The cryptocurrency landscape is poised for potential regulatory clarity under the Trump Administration, primarily through the expansion of the Commodity Futures Trading Commission’s (CFTC) authority. This shift aligns with the Administration’s goal of reducing the Securities and Exchange Commission’s (SEC) oversight power, a move that could benefit the cryptocurrency industry.
Currently, the SEC and CFTC have competing definitions of cryptocurrencies. The SEC classifies digital assets as securities under the Howey Test, while the CFTC defines them as commodities. This discrepancy leads to jurisdictional conflicts, as cryptocurrencies often exhibit characteristics of both securities and commodities. For instance, some coins function primarily as investment tools, resembling securities, while others, like Bitcoin, are more akin to commodities due to their structure within a blockchain database.
Recent Legislative Developments
The U.S. House of Representatives passed the Financial Innovation and Technology for the 21st Century Act (FIT 21) in May 2024, aiming to clarify jurisdiction between the SEC and CFTC. FIT 21 categorizes cryptocurrencies into distinct categories: digital commodities, restricted digital assets, and permitted payment stablecoins. The bill would expand the CFTC’s authority over spot markets while reducing the SEC’s authority to assets without decentralized blockchain technology.
Key Provisions of FIT 21
- Assigns commodities to the CFTC after initial SEC approval
- Digital assets failing to meet commodity decentralization requirements remain under SEC purview
- Limits SEC’s reach by narrowing the definition of “federal security”
- Faces challenges in providing clarity for cryptocurrencies with hybrid structures
Stablecoin Regulation
The U.S. Senate is progressing with legislation to regulate stablecoins, with two notable bills:
- Clarity for Payment Stablecoins Act introduced by Senator Bill Hagerty (R-Tenn.)

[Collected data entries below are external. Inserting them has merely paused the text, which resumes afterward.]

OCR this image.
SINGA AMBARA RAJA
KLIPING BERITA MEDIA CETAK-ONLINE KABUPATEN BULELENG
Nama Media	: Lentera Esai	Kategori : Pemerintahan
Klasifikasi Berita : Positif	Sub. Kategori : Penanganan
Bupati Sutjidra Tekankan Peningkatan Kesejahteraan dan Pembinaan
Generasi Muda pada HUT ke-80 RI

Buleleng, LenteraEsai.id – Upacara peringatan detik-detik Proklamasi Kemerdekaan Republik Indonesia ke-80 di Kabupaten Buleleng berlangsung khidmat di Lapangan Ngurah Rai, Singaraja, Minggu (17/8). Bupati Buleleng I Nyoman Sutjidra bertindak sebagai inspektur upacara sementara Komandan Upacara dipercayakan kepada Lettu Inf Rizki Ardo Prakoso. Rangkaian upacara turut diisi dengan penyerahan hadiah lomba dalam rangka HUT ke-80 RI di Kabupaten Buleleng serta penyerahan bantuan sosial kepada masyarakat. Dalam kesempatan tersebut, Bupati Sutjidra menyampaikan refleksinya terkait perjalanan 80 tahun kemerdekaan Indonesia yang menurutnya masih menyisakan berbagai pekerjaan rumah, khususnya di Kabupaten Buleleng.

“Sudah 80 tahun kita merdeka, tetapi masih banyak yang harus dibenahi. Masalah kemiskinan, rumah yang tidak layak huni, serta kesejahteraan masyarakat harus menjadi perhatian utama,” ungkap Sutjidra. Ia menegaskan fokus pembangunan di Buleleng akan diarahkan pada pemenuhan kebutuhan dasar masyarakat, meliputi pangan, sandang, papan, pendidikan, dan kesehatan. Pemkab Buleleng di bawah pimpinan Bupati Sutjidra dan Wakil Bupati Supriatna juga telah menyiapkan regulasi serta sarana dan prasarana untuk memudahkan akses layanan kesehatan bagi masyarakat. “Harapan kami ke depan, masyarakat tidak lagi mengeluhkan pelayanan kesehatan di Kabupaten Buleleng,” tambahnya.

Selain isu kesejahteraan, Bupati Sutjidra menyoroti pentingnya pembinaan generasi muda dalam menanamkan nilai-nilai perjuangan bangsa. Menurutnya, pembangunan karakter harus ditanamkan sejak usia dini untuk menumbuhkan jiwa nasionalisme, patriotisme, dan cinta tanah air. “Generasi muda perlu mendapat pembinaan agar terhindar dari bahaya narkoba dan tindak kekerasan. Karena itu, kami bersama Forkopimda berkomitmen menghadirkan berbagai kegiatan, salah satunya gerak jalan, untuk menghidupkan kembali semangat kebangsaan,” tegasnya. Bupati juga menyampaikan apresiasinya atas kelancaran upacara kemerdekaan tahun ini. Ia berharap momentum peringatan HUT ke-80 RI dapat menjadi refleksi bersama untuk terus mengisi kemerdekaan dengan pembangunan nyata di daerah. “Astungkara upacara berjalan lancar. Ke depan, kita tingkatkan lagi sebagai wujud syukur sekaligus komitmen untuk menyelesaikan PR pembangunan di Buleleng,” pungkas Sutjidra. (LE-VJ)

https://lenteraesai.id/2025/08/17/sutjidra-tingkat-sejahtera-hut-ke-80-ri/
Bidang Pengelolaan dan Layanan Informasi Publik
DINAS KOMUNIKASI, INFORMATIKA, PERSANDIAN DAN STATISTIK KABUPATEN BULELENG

- Payment Stablecoin Act introduced by Senators Kirsten Gillibrand (D-N.Y.) and Cynthia Lummis (R-Wyo.)
Both bills aim to oversee stablecoins, which are digital currencies pegged to traditional currencies like the U.S. dollar, with the Federal Reserve and state regulators playing key roles. The main difference lies in their regulatory approaches, with the Lummis-Gillibrand PSA proposing a dual regulatory environment and the Clarity for Payment Stablecoins Act allowing state-level regulators to handle the process without Federal Reserve input.
Future Outlook
The Coinbase CEO predicts that crypto legislation will progress “fairly quickly” in the Trump Administration due to Republican support for crypto development. Alternatively, the Trump Administration could encourage a joint SEC-CFTC statement to clarify agency authorities, though this path is more reversible.
The United States requires a clearer regulatory framework for cryptocurrencies, prioritizing consumer protection and economic policy. The Trump Administration should pursue FIT 21’s passage to resolve the current jurisdictional conflict. Additionally, Congress should pass one of the stablecoin bills to establish cohesive, nonpartisan regulation of dollar-backed stablecoins. A clear regulatory framework will protect individuals and institutions, ensuring the U.S. maintains its currency dominance as digital assets grow in importance.